Effectively my data is LOST! NServiceBus removes them from the Queue but I never get to process them. They are not even in the error queue!
These are the things I have tried in an attempt to figure out what is happening:
Check the Config files
Attach a remote debugger to the process to see what the Handle method is doing
The Handle method is never called (but when I attach to the Development Environment my breakpoint in my Handle method is hit and it all works flawlessly).
Redeploy my Dev version to the Test Envioronment and try step 2 again (just in case the versions were not exactly the same.)
Check the Config files again
Check that the Error queue is not filling up
The error queue stays empty (I wish it would fill up, then my data would not be LOST).
Check for any other process that may be pulling stuff from my MSMQs
I Turned off my IIS website and the messages in the FromMainframe queue start to backup.

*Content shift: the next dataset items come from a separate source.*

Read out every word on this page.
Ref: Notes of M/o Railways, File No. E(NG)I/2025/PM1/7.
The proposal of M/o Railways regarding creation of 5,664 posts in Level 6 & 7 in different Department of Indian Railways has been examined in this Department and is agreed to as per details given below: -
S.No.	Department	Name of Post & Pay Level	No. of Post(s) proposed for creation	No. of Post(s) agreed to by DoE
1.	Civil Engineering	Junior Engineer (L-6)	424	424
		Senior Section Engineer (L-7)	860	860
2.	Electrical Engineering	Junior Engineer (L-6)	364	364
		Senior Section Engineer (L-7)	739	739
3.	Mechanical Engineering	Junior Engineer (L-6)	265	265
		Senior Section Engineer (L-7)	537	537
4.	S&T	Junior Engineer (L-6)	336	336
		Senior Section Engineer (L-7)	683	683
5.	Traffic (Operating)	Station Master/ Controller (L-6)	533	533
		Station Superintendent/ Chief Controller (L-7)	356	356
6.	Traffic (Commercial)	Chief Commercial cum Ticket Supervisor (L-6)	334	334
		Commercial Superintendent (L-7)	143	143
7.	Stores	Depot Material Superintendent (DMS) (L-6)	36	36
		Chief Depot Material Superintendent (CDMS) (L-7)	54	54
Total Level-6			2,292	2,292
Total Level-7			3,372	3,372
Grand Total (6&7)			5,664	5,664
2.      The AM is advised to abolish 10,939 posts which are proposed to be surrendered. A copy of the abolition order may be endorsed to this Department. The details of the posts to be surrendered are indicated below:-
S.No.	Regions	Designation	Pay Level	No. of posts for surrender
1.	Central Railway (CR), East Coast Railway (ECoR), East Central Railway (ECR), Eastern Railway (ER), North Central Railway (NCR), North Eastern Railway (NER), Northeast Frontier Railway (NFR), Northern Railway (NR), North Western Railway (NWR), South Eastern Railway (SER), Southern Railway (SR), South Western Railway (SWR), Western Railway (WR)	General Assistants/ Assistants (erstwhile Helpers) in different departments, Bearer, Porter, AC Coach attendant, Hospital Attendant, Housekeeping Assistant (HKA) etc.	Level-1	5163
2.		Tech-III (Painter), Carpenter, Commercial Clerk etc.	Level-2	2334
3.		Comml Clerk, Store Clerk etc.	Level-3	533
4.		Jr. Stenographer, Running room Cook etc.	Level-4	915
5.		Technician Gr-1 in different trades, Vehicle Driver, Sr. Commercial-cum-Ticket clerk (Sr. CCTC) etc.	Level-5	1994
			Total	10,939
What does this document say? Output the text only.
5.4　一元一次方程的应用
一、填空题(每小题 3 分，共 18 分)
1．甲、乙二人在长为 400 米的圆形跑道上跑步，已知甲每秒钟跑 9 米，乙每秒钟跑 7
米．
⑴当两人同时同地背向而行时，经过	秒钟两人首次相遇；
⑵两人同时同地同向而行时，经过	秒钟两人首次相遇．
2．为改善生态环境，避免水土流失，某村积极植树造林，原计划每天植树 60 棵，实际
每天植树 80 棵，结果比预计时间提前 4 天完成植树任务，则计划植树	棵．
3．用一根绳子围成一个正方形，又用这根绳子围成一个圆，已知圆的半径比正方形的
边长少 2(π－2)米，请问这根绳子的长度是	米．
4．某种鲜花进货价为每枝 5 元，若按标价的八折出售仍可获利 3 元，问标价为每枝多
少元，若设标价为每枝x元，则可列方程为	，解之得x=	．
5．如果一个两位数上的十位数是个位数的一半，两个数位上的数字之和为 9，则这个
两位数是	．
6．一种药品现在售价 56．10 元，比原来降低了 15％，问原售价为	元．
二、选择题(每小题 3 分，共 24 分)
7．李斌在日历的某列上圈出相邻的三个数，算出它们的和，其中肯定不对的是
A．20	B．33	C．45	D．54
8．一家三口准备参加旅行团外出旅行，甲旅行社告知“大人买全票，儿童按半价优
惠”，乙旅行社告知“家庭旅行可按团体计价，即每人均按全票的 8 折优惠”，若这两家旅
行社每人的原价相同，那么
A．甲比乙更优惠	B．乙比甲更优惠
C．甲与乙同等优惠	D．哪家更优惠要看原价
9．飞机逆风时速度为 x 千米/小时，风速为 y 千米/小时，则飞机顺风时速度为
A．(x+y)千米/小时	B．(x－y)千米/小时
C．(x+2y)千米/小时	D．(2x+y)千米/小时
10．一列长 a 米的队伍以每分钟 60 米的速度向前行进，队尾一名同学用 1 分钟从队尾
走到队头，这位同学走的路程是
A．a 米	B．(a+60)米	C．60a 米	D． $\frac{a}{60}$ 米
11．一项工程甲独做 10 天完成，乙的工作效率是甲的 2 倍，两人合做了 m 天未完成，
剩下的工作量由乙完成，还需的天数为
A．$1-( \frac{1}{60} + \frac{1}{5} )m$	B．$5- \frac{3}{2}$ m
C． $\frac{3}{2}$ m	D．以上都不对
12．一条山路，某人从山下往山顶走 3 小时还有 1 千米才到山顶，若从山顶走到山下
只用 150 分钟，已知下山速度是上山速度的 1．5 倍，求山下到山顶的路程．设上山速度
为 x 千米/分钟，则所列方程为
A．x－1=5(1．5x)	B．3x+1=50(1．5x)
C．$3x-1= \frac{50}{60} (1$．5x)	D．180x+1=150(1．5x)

When I turn it back on, the messages disappear fairly fast (but still not all at once). The speed that they disappear is too fast for them to be processed by my Handle method.
Check Config files yet again.
Run the NServiceBusTools\MsmqUtils\Runner.exe \i
I ran it, rebooted, ran it again and again for good measure!
Check the Configs again (I must have missed SOMETHING right?)
Check the Development Environment Configs are not pointing to the Test Environment
I don't think it is possible to use another computer's MSMQ as your input queue, but it does not hurt to check.
Look for any catch blocks that could be silently killing my message.
One last check of the Config files.
Recreate my Test Environment on another machine (it worked flawlessly)
Run my stuff outside of IIS.
When I host outside of IIS (using NServiceBus.Host.exe) it all works fine. So it has to be an IIS thing right?
Go crazy and hope that stack overflow can offer any kind of insight.
So I know enough about what happened to throw out an "Answer".
When I setup my NServiceBus self hosting I had a call that loaded the message handlers.
NServiceBus.Configure.With().LoadMessageHandlers()
(There are more configurations, but I omitted them for brevity)
When you call this, NServiceBus scans the assmeblies for a class that implements IHandleMessages<T>.
So, somehow, on my Test Environment Machine, the ServiceBus scan of the directory for a class that calls IHandleMessages was failing to find my class (even though the assembly was absolutely there).
Turns out that if NServiceBus does not find something that handles a message it will THROW IT AWAY!!!
This is a total design bug in my opinion. The whole idea of NServiceBus is to not lose your data, but in this case it does just that!
Now, once you know about this pitfall, there are several ways around it.
Expressly state what your handler(s) should be:
NServiceBus.Configure.With().LoadMessageHandlers<First<MyMessageType>>()
Even further protection is to add another handler that will handle "Everything else". IMessage is the base for all message payloads, so if you put a handler on it, it will pickup everything.
If you set IMessage to handle after your messages get handled, then it will handle everything that NServiceBus can't find a handler for. If you throw and exception in that Handle method that will cause NServiceBus to to move the message to the error queue. (What I think should be the default behavior.)